The 65,000 tonnes carrier was approached on her starboard side by the 37,000 tonnes Tidespring in the most hazardous operation a warship can conduct in peacetime.

A full First of Class replenishment was abandoned due to bad weather, but coming together, just metres apart, was an important moment for both ships, according to RFA Tidespring Navigating Officer, Second Officer Paul Stubley.

He said: "This has been a milestone evolution, coming alongside HMS Queen Elizabeth to attempt a first of class RAS trial.

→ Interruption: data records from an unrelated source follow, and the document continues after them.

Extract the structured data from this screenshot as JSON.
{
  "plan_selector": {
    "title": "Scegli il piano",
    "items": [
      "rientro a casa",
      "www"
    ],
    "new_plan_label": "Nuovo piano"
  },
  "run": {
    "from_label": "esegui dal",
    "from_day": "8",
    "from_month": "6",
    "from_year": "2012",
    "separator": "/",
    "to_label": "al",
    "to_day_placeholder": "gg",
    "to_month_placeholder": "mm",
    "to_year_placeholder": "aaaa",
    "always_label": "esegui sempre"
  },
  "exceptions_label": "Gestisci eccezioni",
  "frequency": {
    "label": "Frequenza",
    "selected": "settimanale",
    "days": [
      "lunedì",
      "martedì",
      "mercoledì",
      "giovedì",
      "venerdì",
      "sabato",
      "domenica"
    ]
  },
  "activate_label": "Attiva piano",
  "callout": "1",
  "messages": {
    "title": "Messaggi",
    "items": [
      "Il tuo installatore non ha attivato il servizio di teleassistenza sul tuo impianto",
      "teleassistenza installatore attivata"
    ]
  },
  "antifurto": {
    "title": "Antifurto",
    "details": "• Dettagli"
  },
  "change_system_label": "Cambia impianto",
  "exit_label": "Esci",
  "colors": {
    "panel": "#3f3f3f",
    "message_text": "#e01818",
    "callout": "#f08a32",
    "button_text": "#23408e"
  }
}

This will provide useful data needed for all the vessels in each class.

A replenishment between two large vessels bring challenges, particularly with ship interaction and the precariousness of transferring fuel and stores whilst underway."

The evolution involved a line being shot across to the tanker from the deck of HMS Queen Elizabeth with both hulls just metres apart. With bad weather preventing fuel hoses being transferred all eyes will be on the next RAS when a double probe will be attached, hauled back across to the carrier and connected for diesel to be pumped into her giant fuel tanks.


The double probe concept has been adopted from American carriers - it means twice the volume of fuel can be delivered within a shorter amount of time.

RFA Tidesurge is currently anchored in Panama Bay off Balboa awaiting her canal transit. She is due in Falmouth for her customisation programme in just over two weeks when self-protection equipment and classified communications gear will be fitted.

RFA Argus has commenced her multi-million pound refit at the docks.